HT: Great, or megathrust earthquakes, which occur at subduction zones, seem to slip differently than other types of quakes. Once they start to release energy, they glide like they’re lubricated and can move several meters in a single second. The frictional resistance is actually the same as if it were slipping on banana peels. One hypothesis is that this is due to elevated fluid pressure in the subduction zone faults that may even develop during the earthquake itself, which helps weaken the plate boundary.
 

TC: Why did you record a lecture series on oceanography for the Great Courses, a series of pre-recorded, college-level audio and video courses?

HT: I decided to do it because the potential audience is so large. More people have watched the 36 lectures of Oceanography: Exploring Earth’s Final Wilderness than I’ll reach in person during my entire teaching career.
 

TC: How was taping it different from teaching a class?

HT: It was a really intense experience; I recorded three lectures a day for two weeks straight. Except for a cameraman, there was no audience and no visuals to point to, which was a little disconcerting. But more than 10,000 copies have sold, and I’ve received lots of positive feedback. Even Bill Gates mentioned that he was enjoying my course, along with Neil deGrasse Tyson’s lectures on astrophysics, in an article in Wired Magazine.
 

TC: Why did you work to establish the Halliburton Geoscience Visualization Center after you arrived in Madison?

HT: Industry-academic partnerships aren’t very common, especially during lean budget times, but they fill an important niche. After I arrived on campus, I learned that David Lesar, who at the time was the CEO of Halliburton Energy Services, was an alumnus of the University of Wisconsin. He actually reached out to me and was instrumental in helping us establish a research laboratory where faculty and students can work together to interpret seismic images in the same way it happens in industry settings. Halliburton recognized the importance of training students in state-of-the-art software and didn’t ask for anything in return.
 

TC: One of my favorite stories demonstrating your commitment to public outreach is about the time you found yourself seated next to a conservative congressman on a cross-country flight. How did your conversation start, and what did you discuss?

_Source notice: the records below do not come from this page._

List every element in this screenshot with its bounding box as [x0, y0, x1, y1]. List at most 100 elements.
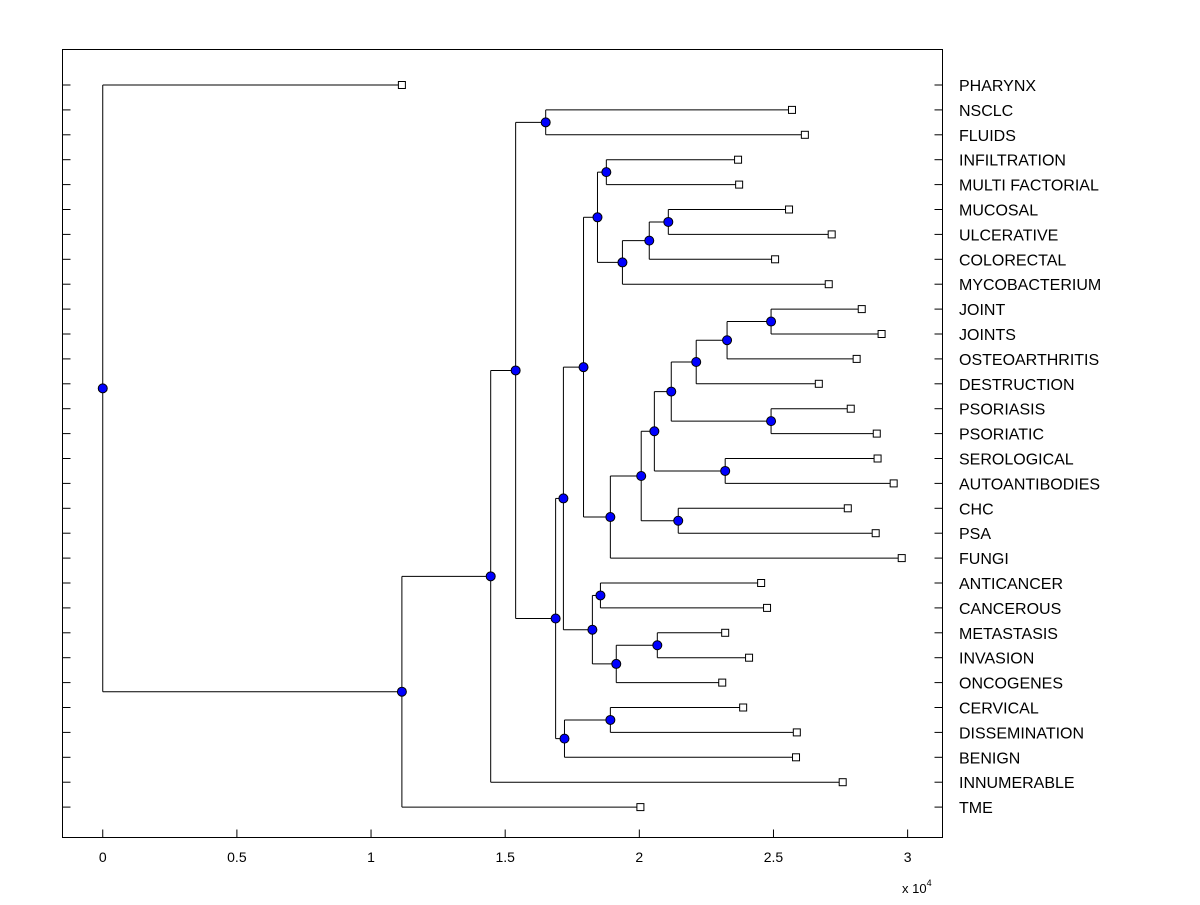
leaf-node [718, 678, 727, 687]
internal-node [396, 686, 407, 697]
internal-node [652, 640, 663, 651]
internal-node [558, 493, 569, 504]
leaf-node [745, 653, 754, 662]
leaf-node [897, 554, 906, 563]
internal-node [605, 714, 616, 725]
leaf-label: PSA [959, 526, 991, 543]
leaf-node [846, 404, 855, 413]
internal-node [611, 658, 622, 669]
leaf-label: DISSEMINATION [959, 725, 1084, 742]
leaf-node [785, 205, 794, 214]
leaf-label: METASTASIS [959, 626, 1058, 643]
leaf-node [800, 130, 809, 139]
leaf-node [877, 330, 886, 338]
leaf-node [857, 305, 866, 314]
x-tick-label: 0 [99, 849, 107, 865]
internal-node [766, 316, 777, 327]
internal-node [595, 590, 606, 601]
leaf-node [636, 803, 645, 812]
leaf-label: ULCERATIVE [959, 227, 1058, 244]
leaf-label: AUTOANTIBODIES [959, 476, 1100, 493]
leaf-node [792, 728, 801, 737]
axis-ticks: 0 0.5 1 1.5 2 2.5 3 [62, 84, 943, 865]
internal-node [636, 471, 647, 482]
leaf-node [763, 603, 772, 612]
x-tick-label: 2 [635, 849, 643, 865]
leaf-label: MUCOSAL [959, 203, 1038, 220]
leaf-node [871, 529, 880, 538]
dendrogram-links [102, 84, 902, 808]
leaf-label: CERVICAL [959, 701, 1039, 718]
leaf-label: PHARYNX [959, 78, 1036, 95]
internal-node [540, 117, 551, 128]
leaf-node [739, 703, 748, 712]
internal-node [766, 416, 777, 427]
leaf-label: BENIGN [959, 750, 1020, 767]
leaf-label: ONCOGENES [959, 676, 1063, 693]
leaf-node [787, 105, 796, 114]
leaf-label: MYCOBACTERIUM [959, 277, 1101, 294]
internal-node [691, 357, 702, 368]
internal-node [587, 624, 598, 635]
leaf-label: DESTRUCTION [959, 377, 1075, 394]
internal-node [666, 386, 677, 397]
leaf-label: OSTEOARTHRITIS [959, 352, 1099, 369]
leaf-label: COLORECTAL [959, 252, 1066, 269]
internal-node [720, 465, 731, 476]
internal-node [510, 365, 521, 376]
leaf-node [814, 379, 823, 388]
leaf-label: TME [959, 800, 993, 817]
leaf-node [889, 479, 898, 488]
leaf-node [771, 255, 780, 264]
plot-area [62, 49, 943, 838]
leaf-label: ANTICANCER [959, 576, 1063, 593]
internal-node [673, 515, 684, 526]
internal-node [592, 212, 603, 223]
internal-node [649, 426, 660, 437]
leaf-label: PSORIASIS [959, 402, 1045, 419]
leaf-node [852, 354, 861, 363]
x-tick-label: 1.5 [495, 849, 515, 865]
leaf-node [873, 454, 882, 463]
leaf-node [843, 504, 852, 513]
internal-node [605, 512, 616, 523]
leaf-label: CANCEROUS [959, 601, 1061, 618]
internal-node [722, 335, 733, 346]
internal-node [578, 362, 589, 373]
x-multiplier: x 104 [902, 878, 932, 896]
leaf-node [824, 280, 833, 289]
x-tick-label: 0.5 [227, 849, 247, 865]
leaf-node [838, 778, 847, 787]
leaf-label: CHC [959, 501, 994, 518]
internal-node [644, 235, 655, 246]
leaf-node [872, 429, 881, 438]
leaf-label: FLUIDS [959, 128, 1016, 145]
leaf-label: PSORIATIC [959, 427, 1044, 444]
leaf-label: SEROLOGICAL [959, 452, 1074, 469]
leaf-label: MULTI FACTORIAL [959, 178, 1099, 195]
leaf-label: JOINT [959, 302, 1005, 319]
leaf-node [735, 180, 744, 189]
leaf-label: INVASION [959, 651, 1034, 668]
leaf-node [757, 579, 766, 587]
leaf-label: FUNGI [959, 551, 1009, 568]
internal-node [97, 383, 108, 394]
internal-node [617, 257, 628, 268]
leaf-label: INFILTRATION [959, 153, 1066, 170]
internal-node [663, 216, 674, 227]
leaf-node [721, 628, 730, 637]
x-tick-label: 1 [367, 849, 375, 865]
leaf-node [792, 753, 801, 762]
leaf-labels: PHARYNX NSCLC FLUIDS INFILTRATION MULTI FACT… [959, 78, 1101, 817]
internal-node [601, 167, 612, 178]
leaf-node [397, 81, 406, 89]
internal-node [559, 733, 570, 744]
internal-node [485, 571, 496, 582]
leaf-node [827, 230, 836, 239]
x-tick-label: 3 [904, 849, 912, 865]
dendrogram-nodes [97, 81, 906, 812]
leaf-label: INNUMERABLE [959, 775, 1075, 792]
x-tick-label: 2.5 [764, 849, 784, 865]
leaf-label: NSCLC [959, 103, 1013, 120]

HT: I was on my way to the American Geophysical Union annual meeting and saw that the man next to me was reading a report about McMurdo Station, so I asked if he was heading to Antarctica. It turns out he was heading there as part of a congressional delegation to visit U.S. facilities there. After he learned that I’m a scientist, we talked about geologic topics ranging from finding natural resources to climate change, and how geoscientists know what we know. We discussed what a theory is, how data must back a theory up, and how all this relates to climate change. I’ve never worked so hard in my life! At the end, he told me that I was a good advocate for my profession — but I’m not sure I convinced him of any of it. The experience made me realize that scientists need to be very careful to separate research results from policy applications to be effective communicators and advocates for science. In this case, I don’t think we’d have had much of a dialog if I had just said “Sorry, climate change is real,” for example. Instead, I tried to key into the fact that he told me he was a trial lawyer by training, and so we talked about evidence.

Tobin looks for outcrops of the Eagle River Fault on Turnagain Arm, above Hope, Alaska.  Credit: Hannah Bartram. Tobin looks for outcrops of the Eagle River Fault on Turnagain Arm, above Hope, Alaska. Credit: Hannah Bartram.

Tobin near Kilkee, Ireland. Credit: Mary Dwyer.Tobin near Kilkee, Ireland. Credit: Mary Dwyer.

TC: Your interest in geoscience began with the eruption of Mount St. Helens. From where do you draw your current inspiration?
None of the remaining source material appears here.